Releases: oracle-quickstart/oci-hpc-oke
Releases · oracle-quickstart/oci-hpc-oke
OKE RDMA Quickstart Resource Manager template v25.10.0
- Kubernetes upgrade: Added support for Kubernetes v1.34
 - Documentation: New guide — Deploying Prometheus & Grafana Stack with Dashboards and Alerts manually
 - Health checks:
- Added RCCL tests
 - Added RocM Validation Suite (RVS) 
gst_singlefor AMD validation 
 - Grafana access link: Default domain updated to 
endpoint.oci-hpc.ai, configurable for custom domains - Component updates: Refreshed dependencies and minor fixes across the stack
 
Full Changelog: v25.9.0...v25.10.0
OKE RDMA Quickstart Resource Manager template v25.9.0
- Option to provision a shared Lustre file system and a PV backed by the Lustre file system
 - Fully private clusters using Resource Manager Private Endpoint for deployment
 - Same dashboards and notifications with the Slurm stack
 - Option to use Oracle Linux for non-RDMA pools
 - Component updates
 
OKE RDMA Quickstart Resource Manager template v25.5.1
This is a hotfix release to fix the breaking Helm provider change.
More info about the change here: hashicorp/terraform-provider-helm#1637
OKE RDMA Quickstart Resource Manager template v25.5.0
- Added AMD Device Metrics Exporter
 - Added AMD dashboards
 
OKE RDMA Quickstart Resource Manager template v25.4.0
- Added Kubernetes v1.32
 - Changed the default number of maximum pods per node to 110
 
OKE RDMA Quickstart Resource Manager template v25.3.1
- OKE AMD GPU device plugin is enabled for BM.GPU.MI300X.8 shape
 - OKE DCGM Exporter is disabled (upstream DCGM Exporter is deployed)
 - Helm fix for Grafana load balancer not being deleted properly on Terraform destroy
 - Updated the health checks for Node Problem Detector
 - Updated Grafana dashboards
 - Added the required policies for Oracle Cloud Agent GPU/RDMA monitoring
 
OKE RDMA Quickstart Resource Manager template v25.3.0
- VCN-native pod networking is now the default option for pod networking instead of Flannel.
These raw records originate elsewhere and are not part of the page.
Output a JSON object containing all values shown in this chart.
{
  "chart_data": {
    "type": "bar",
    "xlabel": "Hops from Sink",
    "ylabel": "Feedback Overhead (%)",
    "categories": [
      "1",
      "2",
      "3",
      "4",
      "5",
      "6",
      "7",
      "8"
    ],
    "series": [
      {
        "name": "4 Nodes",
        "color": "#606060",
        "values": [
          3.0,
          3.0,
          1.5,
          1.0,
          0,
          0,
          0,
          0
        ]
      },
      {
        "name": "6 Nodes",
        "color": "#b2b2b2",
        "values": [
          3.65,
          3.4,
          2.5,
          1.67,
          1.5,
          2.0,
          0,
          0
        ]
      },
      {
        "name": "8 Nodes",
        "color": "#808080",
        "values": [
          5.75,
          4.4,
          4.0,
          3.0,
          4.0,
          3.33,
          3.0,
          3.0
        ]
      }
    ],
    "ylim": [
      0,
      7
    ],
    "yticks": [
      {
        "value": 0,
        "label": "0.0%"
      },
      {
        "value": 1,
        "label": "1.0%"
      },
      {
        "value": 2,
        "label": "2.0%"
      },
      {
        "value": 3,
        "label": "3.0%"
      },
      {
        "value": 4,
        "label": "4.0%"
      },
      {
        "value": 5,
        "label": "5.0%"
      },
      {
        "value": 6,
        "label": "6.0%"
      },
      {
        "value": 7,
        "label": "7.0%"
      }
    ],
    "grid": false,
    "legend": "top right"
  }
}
 - Node Problem Detector is now deployed part of the stack and integrated with the Prometheus/Grafana stack for alerting.
 - Switched to using the upstream OKE Terraform module.
 
OKE RDMA Quickstart Resource Manager template v25.3.0-beta
- VCN-native pod networking is now the default option for pod networking instead of Flannel.
 - Node Problem Detector is now deployed part of the stack.
 - Fixed a Node Exporter issue preventing metrics from being streamed from bare metal GPU nodes.
 
OKE RDMA Quickstart Resource Manager template v25.2.0
- The OKE GPU Device plugin is now enabled by default.
 - Added Kubernetes version 1.30 & 1.31.
 
OKE RDMA Quickstart Resource Manager template v24.10.0
Important
Because we moved to Terraform v1.5, this new release is a breaking change. Do not deploy this stack in your existing OKE clusters, only use for deploying new clusters.
- Updated to Terraform v1.5, the same templates can now be used for both OCI Resource Manager and regular Terraform.
 - The bastion and operator nodes now use Ubuntu.
 - Added an option to deploy the Prometheus/Grafana stack with DCGM Exporter.
 - Added an option to create a RAID 0 array using the local NVMe drives on the nodes and configure Kubernetes to use it for container storage.
 - Added options to create storage classes for FSS (File Storage Service) and high performance block volumes.